Running a restaurant is not an easy job at all. There’s the front of house and the kitchen to manage, as well as the matter of keeping produce both in stock and fresh. Not everyone manages their cold storage appropriately, leading to problem with organisation, food freshness and maintaining adequate stock levels to avoid items being regularly unavailable on the menu which upsets customers.
In this article, we cover how to run a restaurant in a way to prevent customer complaints before they happen. This in turn should lead to positive restaurant reviews and good word of mouth too.
Keeping Produce Fresher for Longer
Before food dishes are prepped and cooked for eager diners, the produce (the raw materials) must be kept in the best condition possible. When lettuce is left out and not refrigerated, it tends to wilt. Meats must be kept at the right temperature to avoid bacterial build-up potentially causing food poisoning with paying customers.
For many reasons, it makes sense for kitchens to use bespoke cold rooms to keep produce cold and items that must be kept frozen, stored in a separate area that maintains a freezing temperature. A selection of options is provided through Fridge Freezer Direct to cover all your possible refrigeration needs. Their Fridge Freezer Direct website provides more information about how to customise and order a walk-in cold room to your restaurant’s exact requirements.
Use Point-of-Sale Equipment
There are many choices of point of sale equipment that provides a digital solution to the ordering and order management within restaurants. Avoid ordering mistakes when not being able to read the scrawls of a hurried waiter or waitress by having it all entered digitally.
Systems like the Lavu iPad POS system are designed for restaurant, bar and café staff to use with Apple’s iPad tablets. There’s also ShopKeep which is also intended for iPad users.

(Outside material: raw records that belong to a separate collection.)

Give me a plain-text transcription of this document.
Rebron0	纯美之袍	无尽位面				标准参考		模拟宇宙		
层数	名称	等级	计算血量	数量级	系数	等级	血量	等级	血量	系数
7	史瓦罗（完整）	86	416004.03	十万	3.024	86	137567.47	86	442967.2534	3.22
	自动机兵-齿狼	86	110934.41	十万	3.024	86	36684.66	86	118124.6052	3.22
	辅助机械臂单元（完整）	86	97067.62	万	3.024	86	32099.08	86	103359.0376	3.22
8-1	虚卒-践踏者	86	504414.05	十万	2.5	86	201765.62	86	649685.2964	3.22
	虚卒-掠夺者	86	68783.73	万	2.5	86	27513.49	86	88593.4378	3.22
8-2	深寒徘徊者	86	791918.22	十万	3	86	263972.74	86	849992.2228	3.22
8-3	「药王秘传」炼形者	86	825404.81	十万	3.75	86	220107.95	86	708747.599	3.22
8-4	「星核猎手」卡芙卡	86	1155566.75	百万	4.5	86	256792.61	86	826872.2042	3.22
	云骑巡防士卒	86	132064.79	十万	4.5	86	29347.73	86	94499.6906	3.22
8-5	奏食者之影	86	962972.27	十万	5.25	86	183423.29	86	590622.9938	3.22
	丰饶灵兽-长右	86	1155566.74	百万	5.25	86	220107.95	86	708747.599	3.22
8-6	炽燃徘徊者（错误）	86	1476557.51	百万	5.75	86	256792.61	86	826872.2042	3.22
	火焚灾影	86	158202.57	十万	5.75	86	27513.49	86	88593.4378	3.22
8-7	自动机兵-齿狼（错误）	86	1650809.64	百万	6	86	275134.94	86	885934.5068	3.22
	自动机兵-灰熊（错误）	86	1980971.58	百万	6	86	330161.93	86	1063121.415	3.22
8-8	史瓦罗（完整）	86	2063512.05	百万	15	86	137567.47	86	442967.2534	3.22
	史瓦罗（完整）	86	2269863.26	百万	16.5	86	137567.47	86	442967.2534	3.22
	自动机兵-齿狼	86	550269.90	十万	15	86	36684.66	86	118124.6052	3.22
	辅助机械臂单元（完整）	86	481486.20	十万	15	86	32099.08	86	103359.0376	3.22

Beyond Apple, Upserve is cross-platform with Android and iOS solutions for wait staff and managers to use. Some are also Windows, Mac or Linux compatible with portable web solutions to take orders but manage them from a desktop solution.
Up the Service Level
Restaurant diners rate service as almost as important as the food quality because when the food is great, but they cannot flag down the wait staff, they have a problem. Their frustration is compounded when the restaurant isn’t that busy with many empty tables and it still isn’t easy to get their attention.
Waiters and waitresses need to be looking over their tables and going back to check on diners regularly. By being attentive to their customers’ needs, offering to provide another drink, or fix any forgotten details, they provide the comfort level that diners expect. After all, people who go out to eat want to be waited on. That’s part of the experience, and when that feels lacking, or the staff have their head in their smartphones, that feeling is absent.
With the momentum created through positive word of mouth, even new restaurants can build up a collection of dedicated regulars pretty quickly.